Soixante-dix ans après, William Schilardi a encore des petits éclats de métal partout dans le corps, dans les jambes, le ventre, la tête. Il vit avec, rappel permanent de ce qu’il a vécu lors de cette défaite historique qui précipita la fin de l’Indochine française. Mais il en parle peu, et quand il le fait, c’est avec le sourire. Ces blessures, comme ses souvenirs, il « n’en souffre pas », explique-t-il. « Parce que c’est ce qui m’a construit. »

Dans son appartement parisien, l’ancien parachutiste tire les fils de sa mémoire, où se mêlent son histoire personnelle, ses réflexions sur la vie et le besoin de rendre hommage à « ses frères d’armes », tombés dans l’indifférence générale à des milliers de kilomètres de chez eux.

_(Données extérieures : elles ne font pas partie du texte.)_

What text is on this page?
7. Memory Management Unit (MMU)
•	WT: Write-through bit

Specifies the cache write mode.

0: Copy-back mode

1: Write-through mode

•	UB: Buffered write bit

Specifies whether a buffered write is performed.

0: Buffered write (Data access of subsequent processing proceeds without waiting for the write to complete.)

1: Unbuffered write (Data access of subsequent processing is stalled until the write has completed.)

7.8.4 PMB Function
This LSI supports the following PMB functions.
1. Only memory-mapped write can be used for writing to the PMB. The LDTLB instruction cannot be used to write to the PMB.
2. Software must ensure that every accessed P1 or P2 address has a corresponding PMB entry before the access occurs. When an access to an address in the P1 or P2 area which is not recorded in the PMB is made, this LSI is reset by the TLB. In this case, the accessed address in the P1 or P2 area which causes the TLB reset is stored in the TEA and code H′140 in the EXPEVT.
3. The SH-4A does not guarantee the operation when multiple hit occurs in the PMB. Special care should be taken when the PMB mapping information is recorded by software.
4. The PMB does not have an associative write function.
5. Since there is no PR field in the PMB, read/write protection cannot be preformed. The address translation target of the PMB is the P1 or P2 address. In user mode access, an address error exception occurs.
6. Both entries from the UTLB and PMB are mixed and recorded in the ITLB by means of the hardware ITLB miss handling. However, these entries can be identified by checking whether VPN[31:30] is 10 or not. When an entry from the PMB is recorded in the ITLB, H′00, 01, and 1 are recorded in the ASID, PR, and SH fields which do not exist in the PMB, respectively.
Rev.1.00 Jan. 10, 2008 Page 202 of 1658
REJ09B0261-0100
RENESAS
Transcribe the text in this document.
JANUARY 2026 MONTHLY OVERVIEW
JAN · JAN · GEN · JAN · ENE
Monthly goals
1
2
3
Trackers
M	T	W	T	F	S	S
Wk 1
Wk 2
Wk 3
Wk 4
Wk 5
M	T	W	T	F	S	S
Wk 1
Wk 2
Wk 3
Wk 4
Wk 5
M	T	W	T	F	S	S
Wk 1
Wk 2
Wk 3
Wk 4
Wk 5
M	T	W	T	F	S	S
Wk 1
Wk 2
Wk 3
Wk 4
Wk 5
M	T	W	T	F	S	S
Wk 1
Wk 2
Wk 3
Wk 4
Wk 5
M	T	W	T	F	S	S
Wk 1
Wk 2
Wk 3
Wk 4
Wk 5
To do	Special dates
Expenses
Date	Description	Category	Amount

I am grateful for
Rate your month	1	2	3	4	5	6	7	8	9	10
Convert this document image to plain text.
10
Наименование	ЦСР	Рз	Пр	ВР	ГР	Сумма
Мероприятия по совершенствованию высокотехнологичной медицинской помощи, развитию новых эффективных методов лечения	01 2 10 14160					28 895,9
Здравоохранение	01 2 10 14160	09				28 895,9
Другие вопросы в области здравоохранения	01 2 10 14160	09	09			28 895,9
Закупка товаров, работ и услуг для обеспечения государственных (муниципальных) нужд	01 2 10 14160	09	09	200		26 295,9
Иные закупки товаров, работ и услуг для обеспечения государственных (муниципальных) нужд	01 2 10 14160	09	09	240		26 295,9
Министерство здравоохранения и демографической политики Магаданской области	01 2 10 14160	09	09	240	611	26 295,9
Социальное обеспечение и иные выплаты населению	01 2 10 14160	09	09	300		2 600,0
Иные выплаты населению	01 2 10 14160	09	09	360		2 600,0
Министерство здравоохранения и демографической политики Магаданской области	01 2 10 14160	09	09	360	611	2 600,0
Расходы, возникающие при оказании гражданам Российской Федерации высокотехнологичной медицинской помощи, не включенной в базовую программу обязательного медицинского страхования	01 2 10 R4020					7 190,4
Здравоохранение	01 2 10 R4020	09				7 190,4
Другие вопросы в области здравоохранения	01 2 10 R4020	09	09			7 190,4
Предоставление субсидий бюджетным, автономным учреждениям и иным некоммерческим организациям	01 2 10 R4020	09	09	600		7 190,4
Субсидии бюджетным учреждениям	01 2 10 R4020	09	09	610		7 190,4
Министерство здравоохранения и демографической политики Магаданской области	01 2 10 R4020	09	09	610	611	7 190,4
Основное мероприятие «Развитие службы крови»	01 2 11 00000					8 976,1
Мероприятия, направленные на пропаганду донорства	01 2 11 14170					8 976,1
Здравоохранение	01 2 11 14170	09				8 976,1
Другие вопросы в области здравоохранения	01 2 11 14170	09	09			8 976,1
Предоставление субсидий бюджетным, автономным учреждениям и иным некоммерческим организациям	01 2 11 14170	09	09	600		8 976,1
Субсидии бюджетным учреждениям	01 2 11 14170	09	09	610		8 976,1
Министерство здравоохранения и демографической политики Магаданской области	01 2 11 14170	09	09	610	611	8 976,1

Cette « fraternité » l’habite encore et l’émeut toujours. Et l’obsède aussi : « pourquoi pas moi ? Quand tant de copains sont morts ». C’est ce qui lui fait croire « au destin », bien conscient du parcours singulier qui est le sien.

L’appel de l’aventure

Fils d’immigrés italiens qui ont fui le fascisme dans l’entre-deux-guerres, « Gino » est un adolescent rebelle et turbulent qui cumule les frasques et les fugues. Il fréquente même la maison de correction des Baumettes et se lie d’amitié à de futurs voyous. Mais animé par « le sens du devoir » inculqué par ses parents, il ne tombe pas dans la délinquance et multiplie les petits boulots, gamin « cabochard » et « démerde ». Il s’intéresse aussi au cirque, à la danse, aux arts martiaux… Son père veut qu’il reprenne les ciseaux de coiffeur, mais c’est avant tout « l’appel de l’aventure » qui inspire le jeune homme. 

Afin de s’émanciper, il décide à ses 18 ans de s’engager dans l’armée. Le matin du 19 décembre 1951, il se pointe à la gendarmerie en espérant rejoindre le service de presse pour devenir photographe de guerre, métier qui le fascine depuis tout petit. « J’étais naïf », admet-il. On le convainc plutôt d’intégrer les « commandos paras ». Deux semaines après, il part à Saint-Brieuc pour être formé dans le 6ᵉ bataillon de parachutistes-coloniaux (BPC). Son caractère bien trempé lui joue des tours. Après une altercation avec un officier, il doit rejoindre la compagnie F qui part en avance pour l’Indochine. 

Là-bas, il effectue plusieurs opérations commandos au sein du 8ᵉ BPC, un bataillon mobile de têtes brûlées chargé de contre-guérilla et de service de renseignements. Le 21 novembre 1953, il est finalement parachuté dans la vallée de Dien Bien Phu pour l’opération Castor, prélude à la sanglante bataille qui va sceller le destin de la France dans la région. « Notre rôle était de déterminer la présence des Viets autour de nous », se souvient-il. Il raconte, halluciné, leurs sorties hors du camp retranché où ils voient des milliers d’hommes et de femmes qui bâtissent jour et nuit des ponts, des routes, des leurres en pleine jungle, un « travail dantesque et inimaginable ». 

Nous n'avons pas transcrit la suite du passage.